Como se ilustra pelos casos anteriores, podemos ter muito conhecimento proposicional sobre como fazer algo sem ter a aptidão para o fazer. Inversamente, podemos ter a aptidão para fazer algo sem ter muito conhecimento proposicional sobre o assunto. Para perceber esta situação, imaginemos um fisiólogo que tem muito conhecimento proposicional sobre como andar. Estudou o modo como precisamos de transferir peso de um pé para outro, como os joelhos se devem dobrar, que músculos trabalham, etc. O nosso perito pode ter um grande conhecimento proposicional sobre como andar. Consideremos agora a jovem Maria. A Maria tem dez meses e acabou de aprender a andar. Ela sabe andar, mas podemos facilmente imaginar que lhe falta o conhecimento proposicional do perito sobre o assunto. O conhecimento proposicional da Maria sobre como andar é provavelmente bastante fraco, se é que é algum.

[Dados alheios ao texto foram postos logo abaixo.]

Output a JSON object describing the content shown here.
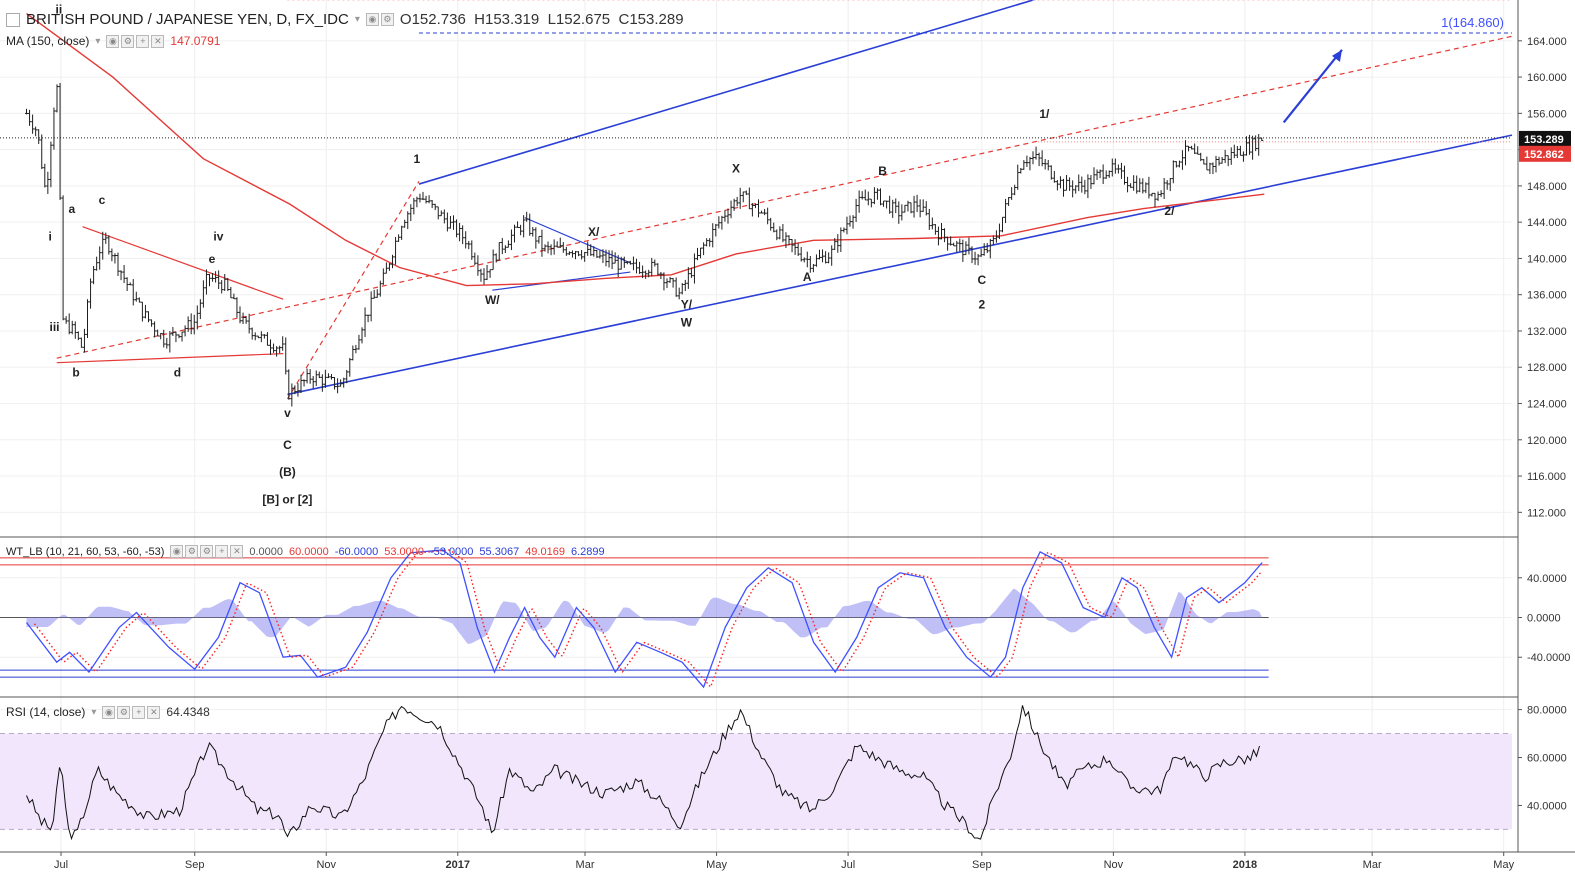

Distinguimos o conhecimento proposicional, quer do conhecimento por contacto, quer do saber fazer algo. Tradicionalmente, os filósofos preocuparam-se mais com o conhecimento proposicional. Uma das razões disto é que os filósofos se preocupam tipicamente com o que é verdadeiro. Querem saber o que é verdadeiro e avaliar e apreciar as suas próprias pretensões de conhecimento da verdade, bem como as dos outros. Quando, por exemplo, os filósofos se interrogam sobre a extensão do nosso conhecimento, preocupam-se tipicamente com a extensão do nosso conhecimento proposicional, com o número de verdades que conhecemos. Quando um filósofo diz que sabe que há objetos externos e outro o nega, há um desacordo sobre a existência de um certo tipo de conhecimento proposicional; há desacordo sobre o conhecimento de um certo tipo de verdades . O conhecimento por contacto e o "saber-fazer” não estão “focados na verdade” como o conhecimento proposicional.
Noah Lemos, An Introduction to the Theory of Knowledge
(Cambridge, 2007, pp. 2-5).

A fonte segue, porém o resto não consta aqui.